Notas_euros.jpgNa véspera da aprovação em Conselho de Ministros do Orçamento do Estado para 2020 (OE2020), a Fenprof deu uma conferência de imprensa para apresentar as medidas de natureza socioprofissional que quer ver inscritas no documento.

“A Educação é uma área que tem sido subvalorizada nos Orçamentos do Estado e esta é a razão de muitos dos problemas que existem nas escolas”, criticou o secretário-geral da Fenprof, Mário Nogueira.

Mário Nogueira recordou os dados divulgados recentemente no relatório “Estado da Educação”, que indicam que entre 2008 e 2018, “a educação sofreu um corte de 12%, que corresponde a menos 867 milhões de euros”, para defender que “a educação não pode continuar a ser uma área com cortes ou estagnação”.

Fenprof recordou que nos dois últimos anos (2017 e 2018), a educação valeu 3,6% do PIB. “Tem sido sempre uma trajetória descendente”, lamentou.

“Até 2023, o grande desafio do Governo deverá ser a colocação do Orçamento do Estado para a Educação a valer 6% do PIB, devendo subir até os 4% em 2020 e depois progressivamente até aos 6%”, explicou.

Os sucessivos Orçamentos de Estado são reveladores do desinvestimento que tem havido na Educação e explicam muitos dos bloqueios e dificuldades que persistem no sector: escolas degradadas, corpo docente envelhecido, falta de psicólogos, terapeutas e outros técnicos especializados, bem como de pessoal de apoio educativo.
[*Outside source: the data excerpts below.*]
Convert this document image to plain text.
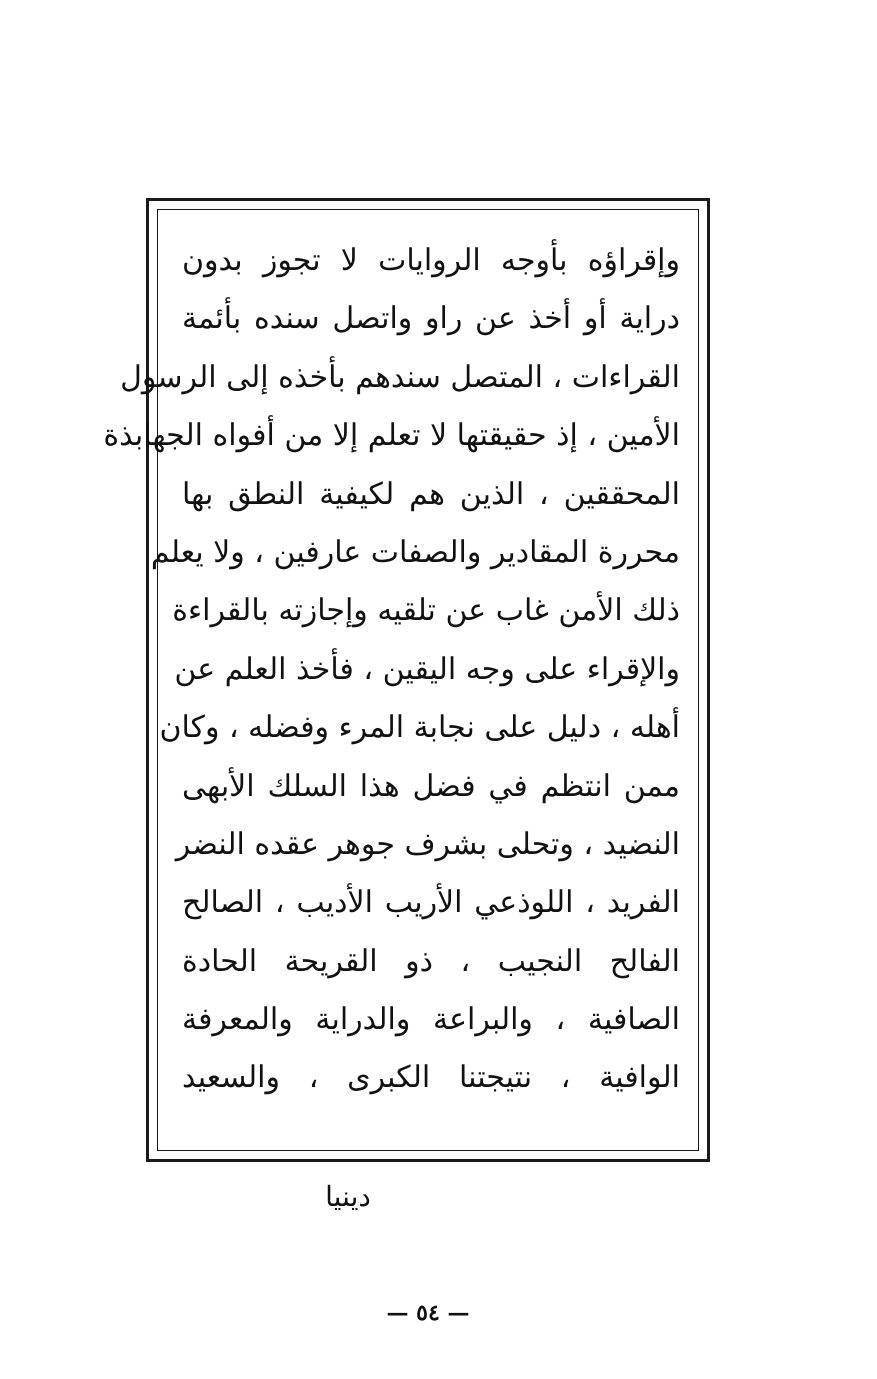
وإقراؤه بأوجه الروايات لا تجوز بدون
دراية أو أخذ عن راو واتصل سنده بأئمة
القراءات ، المتصل سندهم بأخذه إلى الرسول
الأمين ، إذ حقيقتها لا تعلم إلا من أفواه الجهابذة
المحققين ، الذين هم لكيفية النطق بها
محررة المقادير والصفات عارفين ، ولا يعلم
ذلك الأمن غاب عن تلقيه وإجازته بالقراءة
والإقراء على وجه اليقين ، فأخذ العلم عن
أهله ، دليل على نجابة المرء وفضله ، وكان
ممن انتظم في فضل هذا السلك الأبهى
النضيد ، وتحلى بشرف جوهر عقده النضر
الفريد ، اللوذعي الأريب الأديب ، الصالح
الفالح النجيب ، ذو القريحة الحادة
الصافية ، والبراعة والدراية والمعرفة
الوافية ، نتيجتنا الكبرى ، والسعيد
دينيا
— ٥٤ —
O resultado evidente de haver outros comensais mais influentes e poderosos sentados à mesa do Orçamento, cujas exigências não cessam de aumentar.

A dimensão do descalabro orçamental só não é maior porque uma parte significativa da despesa no sector tem vindo a ser financiada por fundos europeus, uma estratégia de sucessivos governos que continua inscrita, preto no branco, no programa do actual executivo.

Contudo, esta estratégia está a ter custos cada vez mais elevados e disfuncionalidades cada vez mais profundas nas escolas portuguesas. Financiar os orçamentos escolares através de linhas de financiamento europeu obriga a que muitas vezes se faça, não o que seria adequado ou necessário, mas o que é elegível para candidatura a fundos comunitários.

Pode assim faltar dinheiro nas escolas, por exemplo, para fotocópias ou aquecimento, mas haver dezenas de professores e alunos a passear para outros países europeus. Poderem criar-se cursos profissionais em áreas sem interesse ou empregabilidade, mas não haver crédito horário para dar apoio suplementar a alunos que dele necessitam.

A municipalização forçada a que se está a condenar todo o ensino não superior não tem qualquer fundamento pedagógico nem racionalidade económica ou administrativa; faz-se apenas porque é através das câmaras ou das comunidades intermunicipais que se consegue ir buscar dinheiro europeu para subsidiar obras e outras despesas com as escolas. E pela mesma razão se instituiu o experimentalismo educativo permanente a que deram o nome de flexibilidade curricular. É que a União Europeia não financia professores que se limitam a fazer o seu trabalho. Mas se estiverem a desenvolver um alegado “projecto” nas suas aulas, aí torna-se possível o acesso ao pote do dinheiro europeu. Que raramente chega de forma directa às escolas, mas essa é toda uma outra conversa…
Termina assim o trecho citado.